Māori Politician Has ‘Perfect Response’ To Palace Racism Claims

The co-leader of New Zealand’s Māori Party didn’t mince words Tuesday when asked about Meghan Markle and Prince Harry’s revelation that the royal family were concerned about the colour of their baby’s skin before he was born.

“The Crown? I mean, I don’t know why everyone’s so surprised that the Crown’s racist,” said Debbie Ngārewa-Packer, a member of New Zealand’s Parliament who leads the Māori Party alongside Rawiri Waititi. 

A video of the moment, captured by Newshub, was shared on social media, earning the lawmaker praise for her incisive reply.

Ngārewa-Packer has been a fierce critic of the Crown. In her maiden speech to Parliament last year, she condemned the historic treatment of New Zealand’s Māori people by the royal family’s representatives.

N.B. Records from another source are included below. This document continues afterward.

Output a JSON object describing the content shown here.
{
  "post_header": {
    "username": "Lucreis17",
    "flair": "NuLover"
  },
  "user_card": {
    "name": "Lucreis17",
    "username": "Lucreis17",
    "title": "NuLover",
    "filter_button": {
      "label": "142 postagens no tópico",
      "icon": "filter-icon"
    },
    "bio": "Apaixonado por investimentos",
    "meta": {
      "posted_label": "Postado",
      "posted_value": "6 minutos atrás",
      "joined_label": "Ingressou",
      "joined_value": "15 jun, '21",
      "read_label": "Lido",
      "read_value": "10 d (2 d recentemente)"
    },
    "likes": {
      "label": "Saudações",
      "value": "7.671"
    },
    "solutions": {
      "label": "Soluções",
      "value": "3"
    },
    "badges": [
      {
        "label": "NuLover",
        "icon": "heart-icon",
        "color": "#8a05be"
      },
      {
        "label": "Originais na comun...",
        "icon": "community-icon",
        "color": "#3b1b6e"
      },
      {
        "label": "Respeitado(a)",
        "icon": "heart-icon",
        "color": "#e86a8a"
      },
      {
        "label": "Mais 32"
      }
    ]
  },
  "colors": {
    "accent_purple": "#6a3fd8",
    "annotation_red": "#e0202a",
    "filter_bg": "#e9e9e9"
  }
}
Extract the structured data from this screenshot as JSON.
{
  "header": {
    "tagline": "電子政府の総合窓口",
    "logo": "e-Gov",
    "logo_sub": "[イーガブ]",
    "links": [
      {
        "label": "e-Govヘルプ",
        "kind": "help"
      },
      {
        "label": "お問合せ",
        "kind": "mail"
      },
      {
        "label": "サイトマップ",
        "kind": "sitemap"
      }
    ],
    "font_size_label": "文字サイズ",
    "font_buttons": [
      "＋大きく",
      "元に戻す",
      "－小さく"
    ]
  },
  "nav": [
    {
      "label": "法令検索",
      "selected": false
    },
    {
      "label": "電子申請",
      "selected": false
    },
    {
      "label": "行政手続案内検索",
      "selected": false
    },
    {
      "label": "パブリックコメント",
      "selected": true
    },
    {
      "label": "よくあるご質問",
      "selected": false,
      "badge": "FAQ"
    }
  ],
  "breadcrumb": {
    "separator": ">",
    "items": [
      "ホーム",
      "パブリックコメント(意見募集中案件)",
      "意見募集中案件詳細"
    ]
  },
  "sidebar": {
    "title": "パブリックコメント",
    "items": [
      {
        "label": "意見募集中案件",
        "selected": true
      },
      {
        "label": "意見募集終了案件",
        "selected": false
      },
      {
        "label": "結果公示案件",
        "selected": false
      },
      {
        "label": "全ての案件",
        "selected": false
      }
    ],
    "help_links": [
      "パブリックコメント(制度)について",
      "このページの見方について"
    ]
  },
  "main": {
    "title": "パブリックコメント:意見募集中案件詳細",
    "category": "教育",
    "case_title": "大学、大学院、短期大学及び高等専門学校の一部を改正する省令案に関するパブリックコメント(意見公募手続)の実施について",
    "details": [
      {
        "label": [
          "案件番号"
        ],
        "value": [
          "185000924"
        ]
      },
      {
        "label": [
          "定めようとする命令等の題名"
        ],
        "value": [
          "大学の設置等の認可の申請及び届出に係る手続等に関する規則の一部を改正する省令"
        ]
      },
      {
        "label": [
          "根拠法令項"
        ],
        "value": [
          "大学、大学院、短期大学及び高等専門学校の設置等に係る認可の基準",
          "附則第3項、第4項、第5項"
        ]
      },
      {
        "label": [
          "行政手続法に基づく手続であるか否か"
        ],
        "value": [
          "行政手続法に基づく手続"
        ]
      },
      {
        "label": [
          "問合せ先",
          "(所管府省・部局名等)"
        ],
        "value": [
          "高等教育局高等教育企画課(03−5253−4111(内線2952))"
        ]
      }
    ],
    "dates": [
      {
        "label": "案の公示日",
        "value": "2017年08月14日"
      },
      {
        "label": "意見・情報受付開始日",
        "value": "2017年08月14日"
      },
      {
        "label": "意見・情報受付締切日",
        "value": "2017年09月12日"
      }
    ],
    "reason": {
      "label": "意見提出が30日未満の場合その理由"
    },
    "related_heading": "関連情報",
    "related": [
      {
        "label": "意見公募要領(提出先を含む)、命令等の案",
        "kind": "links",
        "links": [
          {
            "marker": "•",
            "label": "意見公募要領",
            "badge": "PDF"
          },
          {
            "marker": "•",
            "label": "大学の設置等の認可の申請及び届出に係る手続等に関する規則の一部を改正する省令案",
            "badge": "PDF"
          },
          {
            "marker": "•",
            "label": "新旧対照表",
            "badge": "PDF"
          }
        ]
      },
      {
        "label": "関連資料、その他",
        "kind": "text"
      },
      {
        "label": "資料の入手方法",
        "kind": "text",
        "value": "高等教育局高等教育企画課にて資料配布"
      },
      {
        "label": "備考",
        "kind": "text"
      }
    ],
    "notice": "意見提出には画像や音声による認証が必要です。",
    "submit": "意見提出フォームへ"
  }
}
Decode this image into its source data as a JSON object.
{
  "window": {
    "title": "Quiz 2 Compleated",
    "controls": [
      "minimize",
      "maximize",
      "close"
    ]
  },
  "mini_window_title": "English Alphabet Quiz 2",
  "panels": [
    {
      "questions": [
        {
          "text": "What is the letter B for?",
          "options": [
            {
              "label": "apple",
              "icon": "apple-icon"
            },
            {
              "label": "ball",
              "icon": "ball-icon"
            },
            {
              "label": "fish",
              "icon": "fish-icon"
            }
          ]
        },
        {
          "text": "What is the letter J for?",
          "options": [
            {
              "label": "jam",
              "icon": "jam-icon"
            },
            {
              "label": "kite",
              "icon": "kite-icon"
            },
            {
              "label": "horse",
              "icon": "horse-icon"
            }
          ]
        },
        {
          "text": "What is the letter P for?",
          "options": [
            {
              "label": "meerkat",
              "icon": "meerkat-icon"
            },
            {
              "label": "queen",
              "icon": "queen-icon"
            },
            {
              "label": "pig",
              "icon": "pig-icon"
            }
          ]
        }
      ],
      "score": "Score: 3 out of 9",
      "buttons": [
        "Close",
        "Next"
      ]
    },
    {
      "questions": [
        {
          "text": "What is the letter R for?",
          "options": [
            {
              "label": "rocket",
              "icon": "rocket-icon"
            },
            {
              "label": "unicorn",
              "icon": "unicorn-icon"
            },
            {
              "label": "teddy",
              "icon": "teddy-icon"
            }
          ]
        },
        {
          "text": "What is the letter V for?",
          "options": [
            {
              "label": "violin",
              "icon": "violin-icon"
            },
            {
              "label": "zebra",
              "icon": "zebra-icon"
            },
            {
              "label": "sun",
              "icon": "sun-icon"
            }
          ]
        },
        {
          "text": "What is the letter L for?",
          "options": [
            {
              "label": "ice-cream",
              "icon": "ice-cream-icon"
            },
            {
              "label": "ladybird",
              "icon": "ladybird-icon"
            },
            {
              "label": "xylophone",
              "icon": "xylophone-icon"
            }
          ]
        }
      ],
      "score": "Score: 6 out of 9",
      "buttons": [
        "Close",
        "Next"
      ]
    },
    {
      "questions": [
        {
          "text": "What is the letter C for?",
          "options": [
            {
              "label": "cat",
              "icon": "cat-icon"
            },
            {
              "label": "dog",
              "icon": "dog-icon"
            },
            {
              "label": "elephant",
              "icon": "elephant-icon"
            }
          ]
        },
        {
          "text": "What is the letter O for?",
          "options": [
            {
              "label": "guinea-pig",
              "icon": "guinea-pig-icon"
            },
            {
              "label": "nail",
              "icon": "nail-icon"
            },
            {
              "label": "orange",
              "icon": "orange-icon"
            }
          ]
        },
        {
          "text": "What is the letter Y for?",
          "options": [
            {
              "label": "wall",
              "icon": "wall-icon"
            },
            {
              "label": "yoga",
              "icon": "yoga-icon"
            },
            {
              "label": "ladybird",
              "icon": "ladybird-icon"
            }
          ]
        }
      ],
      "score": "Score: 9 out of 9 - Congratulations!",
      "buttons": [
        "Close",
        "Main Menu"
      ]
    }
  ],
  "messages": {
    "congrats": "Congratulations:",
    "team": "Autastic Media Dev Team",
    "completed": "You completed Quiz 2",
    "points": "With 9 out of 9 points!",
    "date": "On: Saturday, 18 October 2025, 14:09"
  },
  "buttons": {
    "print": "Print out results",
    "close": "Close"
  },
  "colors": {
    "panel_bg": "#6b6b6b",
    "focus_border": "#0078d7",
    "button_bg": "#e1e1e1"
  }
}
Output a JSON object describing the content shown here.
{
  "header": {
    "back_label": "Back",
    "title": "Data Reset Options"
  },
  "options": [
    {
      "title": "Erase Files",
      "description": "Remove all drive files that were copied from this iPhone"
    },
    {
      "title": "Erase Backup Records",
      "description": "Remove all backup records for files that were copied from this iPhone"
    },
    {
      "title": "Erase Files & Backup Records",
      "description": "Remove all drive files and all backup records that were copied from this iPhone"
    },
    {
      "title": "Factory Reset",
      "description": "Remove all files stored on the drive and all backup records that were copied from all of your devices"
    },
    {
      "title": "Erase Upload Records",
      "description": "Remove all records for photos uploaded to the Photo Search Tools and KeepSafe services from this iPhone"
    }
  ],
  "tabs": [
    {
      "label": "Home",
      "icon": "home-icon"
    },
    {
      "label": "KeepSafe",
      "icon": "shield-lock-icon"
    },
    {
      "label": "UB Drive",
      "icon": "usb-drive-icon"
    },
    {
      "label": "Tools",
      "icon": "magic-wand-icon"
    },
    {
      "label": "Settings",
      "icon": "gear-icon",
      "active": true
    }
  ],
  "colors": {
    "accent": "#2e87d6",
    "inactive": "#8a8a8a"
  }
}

“I stand here as a descendant of a people who survived a holocaust, a genocide, sponsored by this House and members of Parliament whose portraits still hang from the walls,” she told the House in her powerful opening statement. “Members of Parliament who sought our extermination and created legislation to achieve it.”

They took her people’s lands, imprisoned them without trial, murdered and raped women and children, and deliberately “engineered our displacement for generations to come,” she said.

Māori people for decades suffered losses of life, culture, land, resources and power to the British Crown following the 1840 signing of the Treaty of Waitangi, the nation’s founding document. During conflict and British invasions in the 1860s, the government passed legislation allowing the confiscation of land from Māori tribes, the effects of which would be felt culturally and economically for decades.

The British monarchy has dominated the news cycle this week following bombshell allegations of racism and mistreatment from the Duke and Duchess of Sussex in an interview with Oprah Winfrey that aired Sunday night.